Malheureusement, l’été touche à sa fin et la mère de Cáit envoie une lettre à sa sœur pour lui rappeler que la rentrée approche et qu’il faut la ramener. Le couple ramène donc le coeur serré la petite chez elle. On retrouve le chaos familial bruyant du début avec cette fois-ci le nouveau-né (qui provoque l’indifférence du couple et des spectateurs). Le père regarde à peine la petite au moment des adieux tellement il a mal : on le voit, on le sent, on a mal aussi. La voiture s’en va.
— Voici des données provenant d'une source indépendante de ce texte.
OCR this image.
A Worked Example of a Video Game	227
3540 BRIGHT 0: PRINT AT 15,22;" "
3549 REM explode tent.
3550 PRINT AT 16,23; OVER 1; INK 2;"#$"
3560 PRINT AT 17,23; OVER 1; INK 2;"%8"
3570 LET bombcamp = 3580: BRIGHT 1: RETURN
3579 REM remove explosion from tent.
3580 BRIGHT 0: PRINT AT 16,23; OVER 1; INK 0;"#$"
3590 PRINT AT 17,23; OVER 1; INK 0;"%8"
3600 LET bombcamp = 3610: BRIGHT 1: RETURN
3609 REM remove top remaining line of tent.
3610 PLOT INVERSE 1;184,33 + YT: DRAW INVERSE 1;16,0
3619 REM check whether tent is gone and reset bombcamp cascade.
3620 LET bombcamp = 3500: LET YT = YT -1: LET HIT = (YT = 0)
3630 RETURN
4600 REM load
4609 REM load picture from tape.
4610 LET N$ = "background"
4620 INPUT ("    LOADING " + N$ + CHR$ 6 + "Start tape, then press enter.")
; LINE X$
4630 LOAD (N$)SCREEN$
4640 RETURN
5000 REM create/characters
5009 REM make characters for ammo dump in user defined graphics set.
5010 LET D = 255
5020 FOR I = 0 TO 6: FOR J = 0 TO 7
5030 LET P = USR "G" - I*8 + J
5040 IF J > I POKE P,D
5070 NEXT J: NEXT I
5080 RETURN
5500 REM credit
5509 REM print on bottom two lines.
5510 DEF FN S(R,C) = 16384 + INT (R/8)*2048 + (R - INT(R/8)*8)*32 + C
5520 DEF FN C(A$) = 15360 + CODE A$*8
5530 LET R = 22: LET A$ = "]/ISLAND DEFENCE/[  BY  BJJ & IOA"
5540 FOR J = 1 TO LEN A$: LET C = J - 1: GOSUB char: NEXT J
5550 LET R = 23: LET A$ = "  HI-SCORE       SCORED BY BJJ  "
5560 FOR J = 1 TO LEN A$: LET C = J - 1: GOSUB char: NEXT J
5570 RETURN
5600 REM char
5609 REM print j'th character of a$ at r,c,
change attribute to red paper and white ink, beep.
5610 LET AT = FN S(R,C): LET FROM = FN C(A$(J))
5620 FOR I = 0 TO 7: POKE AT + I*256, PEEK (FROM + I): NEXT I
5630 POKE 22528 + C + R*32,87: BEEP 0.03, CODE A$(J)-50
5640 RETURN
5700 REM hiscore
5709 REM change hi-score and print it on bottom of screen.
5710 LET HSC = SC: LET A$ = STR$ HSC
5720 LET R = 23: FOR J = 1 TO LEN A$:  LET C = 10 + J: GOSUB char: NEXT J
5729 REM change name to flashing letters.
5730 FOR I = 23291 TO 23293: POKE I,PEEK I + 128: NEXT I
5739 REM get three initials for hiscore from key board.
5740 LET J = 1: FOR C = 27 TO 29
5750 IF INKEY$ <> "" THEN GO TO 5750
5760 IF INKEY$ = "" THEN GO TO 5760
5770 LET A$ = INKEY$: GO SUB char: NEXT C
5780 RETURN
La petite se retrouve seule, avec « sa famille ». Son père dit ou fait quelque chose, enfin je crois : peut-être qu’il n’a rien fait après tout. Dans tous les cas, la petite s’élance de toutes ses forces vers le portail situé à un peu moins d’un kilomètre que son oncle s’apprête à fermer derrière lui. Il se retourne et la voit, elle lui saute dans les bras et hurle : « Daddy ! Daddy! ». J’étais en pleurs avec la peur panique que la lumière se rallume trop vite, mes voisins aussi.

Verdict : Je n’avais pas pleuré à la fin d’un film depuis longtemps. Les films devant lesquels je me souviens avoir pleuré sont Timbuktu, The Eternal Sunshine of the Spotless Mind et Le Cercle des Poètes disparus. Mais pleurer spécifiquement à la fin ? Je ne sais plus, j’aurais aimé avoir ma liste personnelle.

Cinématographiquement, la narration en focalisation interne à partir de la petite fille (« quiet ») est l’originalité de ce film qui montre beaucoup de choses poignantes sans paroles et a gagné de nombreux prix pour cela. 

Le film est inspiré de la nouvelle « Foster » de Claire Keegan, 2010. Le réalisateur a mis des mois et des mois avant de trouver la bonne comédienne qui n’avait jamais joué dans un film. Elle est exceptionnelle et s’appelle Catherine Clinch. Le film a été tourné en 2020 lorsqu’elle avait 11 ans. 

La question que je me suis posée : « Montrer ce film à des enfants qui n’ont pas eu la chance de naître et grandir dans une famille aimante, est-ce leur faire du bien ou du mal ? ». Je crois que ça leur ferait du mal mais en même temps, ce film donne clairement de l’espoir à tous les enfants mal aimés de la terre.